Let
$A(2,1,3), B(3,2,5), C(3,3,6), D(4,4,2)$
Find the volume $V$ of tetrahedron $ABCD$.
My Solution:
$\vec{AB} = (1, 1, 2), \vec{AC} = (1, 2, 3), \vec{AD} = (2, 3, -1)$
$$V=\begin{vmatrix}1&1&2\\1&2&3\\2&3&-1 \end{vmatrix}=-6$$
My question is: Is my solution right and can the volume be a negative number ?
On
The volume of a 3D parallelepiped with sides AB, AC and AD is given by
$$\left|\det(AB, AC, AD)\right|.$$
The parallelepiped is always $6$ times as voluminous as the corresponding tetrahedron $ABCD$, so the volume of the tetrahedron $ABCD$ is given by
$$\frac{1}{6}\left|\det(AB, AC, AD)\right|.$$
In this case, this means that the tetrahedron has a volume of exactly $1$.
On
Note that the volume of a Tetrahedron = volume of a Pyramid with triangular base = $$= 1/3\,\text{ * }\,\text{base}\,\text{area}\,\text{ * }\,\text{height}$$ Then, if $\vec a,\,\vec b,\,\vec c$ are the vectors corresponding to three concurrent sides, the above is obtained as $$ V = 1/3\left| {\left( {1/2\,\vec b \times \,\vec a} \right) \cdot \vec c} \right| = 1/6\left| {\;\left| {\begin{array}{*{20}c} {c_x } & {c_y } & {c_z } \\ {b_x } & {b_y } & {b_z } \\ {a_x } & {a_y } & {a_z } \\ \end{array} } \right|\;} \right| $$ You shall take the absolute value, because $\vec b \times \,\vec a$ is a vector, whose orientation respect to $\vec c$ will determine a positive or negative scalar result of the double product.

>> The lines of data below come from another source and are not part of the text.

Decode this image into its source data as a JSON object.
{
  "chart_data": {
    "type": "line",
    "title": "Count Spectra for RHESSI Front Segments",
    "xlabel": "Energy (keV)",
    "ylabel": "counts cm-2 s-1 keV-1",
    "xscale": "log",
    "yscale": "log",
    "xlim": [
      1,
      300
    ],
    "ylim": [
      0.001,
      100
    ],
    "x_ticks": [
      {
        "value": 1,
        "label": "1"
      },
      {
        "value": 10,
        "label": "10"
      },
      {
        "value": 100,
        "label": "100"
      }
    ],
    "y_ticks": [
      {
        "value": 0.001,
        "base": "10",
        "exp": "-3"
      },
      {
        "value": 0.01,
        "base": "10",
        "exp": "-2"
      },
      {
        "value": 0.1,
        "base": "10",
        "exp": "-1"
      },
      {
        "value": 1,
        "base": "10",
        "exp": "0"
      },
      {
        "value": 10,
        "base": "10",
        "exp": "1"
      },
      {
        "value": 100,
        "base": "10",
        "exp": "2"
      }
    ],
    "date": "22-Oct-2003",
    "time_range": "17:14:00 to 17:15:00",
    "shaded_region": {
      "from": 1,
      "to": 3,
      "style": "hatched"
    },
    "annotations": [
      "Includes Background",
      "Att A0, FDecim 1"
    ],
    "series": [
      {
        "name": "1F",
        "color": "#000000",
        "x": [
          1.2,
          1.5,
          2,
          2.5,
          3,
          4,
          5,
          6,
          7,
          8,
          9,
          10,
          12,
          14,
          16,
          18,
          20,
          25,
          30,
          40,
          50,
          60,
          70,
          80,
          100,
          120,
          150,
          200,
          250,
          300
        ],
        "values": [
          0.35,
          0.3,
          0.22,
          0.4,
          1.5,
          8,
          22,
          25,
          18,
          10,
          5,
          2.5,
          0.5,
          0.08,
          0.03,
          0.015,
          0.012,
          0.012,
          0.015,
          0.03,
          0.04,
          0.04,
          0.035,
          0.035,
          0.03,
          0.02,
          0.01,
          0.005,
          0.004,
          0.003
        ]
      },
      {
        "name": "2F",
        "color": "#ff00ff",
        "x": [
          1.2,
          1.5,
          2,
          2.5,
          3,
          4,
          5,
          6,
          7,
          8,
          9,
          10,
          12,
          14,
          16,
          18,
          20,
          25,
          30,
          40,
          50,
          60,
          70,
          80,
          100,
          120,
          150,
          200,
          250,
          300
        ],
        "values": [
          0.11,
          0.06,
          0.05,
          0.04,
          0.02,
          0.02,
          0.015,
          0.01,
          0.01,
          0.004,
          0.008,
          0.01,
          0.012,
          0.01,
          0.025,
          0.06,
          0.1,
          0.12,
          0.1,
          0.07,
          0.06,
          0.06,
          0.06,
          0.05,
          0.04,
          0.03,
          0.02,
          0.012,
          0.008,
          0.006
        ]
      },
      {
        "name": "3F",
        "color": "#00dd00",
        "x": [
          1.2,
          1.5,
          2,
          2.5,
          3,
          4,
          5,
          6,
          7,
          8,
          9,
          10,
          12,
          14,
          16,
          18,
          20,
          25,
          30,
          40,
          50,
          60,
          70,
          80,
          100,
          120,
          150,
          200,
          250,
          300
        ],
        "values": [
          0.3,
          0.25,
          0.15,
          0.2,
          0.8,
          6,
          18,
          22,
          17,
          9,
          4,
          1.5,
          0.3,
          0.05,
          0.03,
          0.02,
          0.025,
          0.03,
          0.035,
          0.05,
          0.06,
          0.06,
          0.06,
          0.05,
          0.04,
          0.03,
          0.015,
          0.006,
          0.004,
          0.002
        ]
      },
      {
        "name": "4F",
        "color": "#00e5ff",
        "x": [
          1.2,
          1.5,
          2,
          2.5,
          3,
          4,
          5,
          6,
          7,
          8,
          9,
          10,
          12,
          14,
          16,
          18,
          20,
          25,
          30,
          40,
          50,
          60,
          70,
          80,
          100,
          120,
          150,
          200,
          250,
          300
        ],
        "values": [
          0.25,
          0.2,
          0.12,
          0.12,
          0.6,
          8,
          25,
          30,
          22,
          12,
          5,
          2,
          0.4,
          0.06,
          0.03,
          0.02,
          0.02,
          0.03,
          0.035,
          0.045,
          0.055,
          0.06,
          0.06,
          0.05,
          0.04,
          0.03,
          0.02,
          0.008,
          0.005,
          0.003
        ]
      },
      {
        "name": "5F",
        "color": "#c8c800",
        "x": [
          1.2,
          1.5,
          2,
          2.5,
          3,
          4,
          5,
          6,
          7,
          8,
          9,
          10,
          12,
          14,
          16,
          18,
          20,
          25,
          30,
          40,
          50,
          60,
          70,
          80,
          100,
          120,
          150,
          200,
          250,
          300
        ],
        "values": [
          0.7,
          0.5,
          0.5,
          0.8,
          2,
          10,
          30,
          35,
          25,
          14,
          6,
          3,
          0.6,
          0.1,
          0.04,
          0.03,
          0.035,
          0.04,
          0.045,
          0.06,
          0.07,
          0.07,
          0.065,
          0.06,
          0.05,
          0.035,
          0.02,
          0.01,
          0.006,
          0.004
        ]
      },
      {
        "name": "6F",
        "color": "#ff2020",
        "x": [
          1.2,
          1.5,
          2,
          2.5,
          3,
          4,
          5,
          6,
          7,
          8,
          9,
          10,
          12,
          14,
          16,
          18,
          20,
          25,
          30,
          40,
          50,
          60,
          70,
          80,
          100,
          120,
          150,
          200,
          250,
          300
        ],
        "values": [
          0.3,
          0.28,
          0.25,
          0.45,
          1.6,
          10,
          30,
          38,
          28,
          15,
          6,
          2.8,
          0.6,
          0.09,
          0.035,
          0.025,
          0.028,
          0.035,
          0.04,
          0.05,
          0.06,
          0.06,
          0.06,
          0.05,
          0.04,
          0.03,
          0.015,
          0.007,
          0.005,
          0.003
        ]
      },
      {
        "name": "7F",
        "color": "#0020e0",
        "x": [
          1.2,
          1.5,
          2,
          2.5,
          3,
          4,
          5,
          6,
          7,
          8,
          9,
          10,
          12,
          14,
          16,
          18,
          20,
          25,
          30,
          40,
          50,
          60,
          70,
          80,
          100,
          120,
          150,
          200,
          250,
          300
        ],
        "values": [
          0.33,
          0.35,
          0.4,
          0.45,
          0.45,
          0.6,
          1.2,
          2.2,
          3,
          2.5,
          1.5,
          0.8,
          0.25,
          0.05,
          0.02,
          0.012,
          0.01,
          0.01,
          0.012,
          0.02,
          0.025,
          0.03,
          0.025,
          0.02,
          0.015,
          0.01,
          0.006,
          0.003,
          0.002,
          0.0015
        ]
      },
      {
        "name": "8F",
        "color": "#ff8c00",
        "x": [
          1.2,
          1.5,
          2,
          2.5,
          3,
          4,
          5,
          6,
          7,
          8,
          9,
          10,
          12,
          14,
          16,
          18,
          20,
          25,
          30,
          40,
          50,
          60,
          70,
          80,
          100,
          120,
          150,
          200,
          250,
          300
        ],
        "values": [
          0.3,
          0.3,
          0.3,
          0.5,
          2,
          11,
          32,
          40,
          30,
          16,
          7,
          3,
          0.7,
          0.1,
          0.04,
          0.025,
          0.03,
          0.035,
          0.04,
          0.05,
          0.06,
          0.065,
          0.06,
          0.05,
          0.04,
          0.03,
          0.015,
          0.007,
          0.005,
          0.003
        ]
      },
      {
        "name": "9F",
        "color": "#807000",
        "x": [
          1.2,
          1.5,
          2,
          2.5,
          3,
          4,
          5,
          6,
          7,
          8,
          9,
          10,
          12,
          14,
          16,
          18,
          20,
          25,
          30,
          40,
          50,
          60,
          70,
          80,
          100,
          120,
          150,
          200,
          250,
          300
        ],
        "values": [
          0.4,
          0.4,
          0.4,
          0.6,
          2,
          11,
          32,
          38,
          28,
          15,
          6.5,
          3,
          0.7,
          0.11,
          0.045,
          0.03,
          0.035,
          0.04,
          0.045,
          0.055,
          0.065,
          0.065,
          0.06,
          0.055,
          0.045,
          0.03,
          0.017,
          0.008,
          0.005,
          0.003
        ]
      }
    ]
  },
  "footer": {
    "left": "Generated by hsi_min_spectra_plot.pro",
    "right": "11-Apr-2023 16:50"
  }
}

If you did this using $B$ as the origin point (using $BA, BC, BD$ in that order) you would find $$ V=\frac16 \left| \pmatrix{-1&-1&-2\\0&1&1\\1&2&-3} \right| = \frac16 \cdot 6 $$ The determinant is equal to the volume only up to a factor of $\pm 1$; you can see this because if you change the order of any two of the sides, the determinant changes sign.
BTW, the $\frac16$ comes from $V = \frac13 Bh$ where $B$ is the area of the base, which is $\frac12 \ell w$.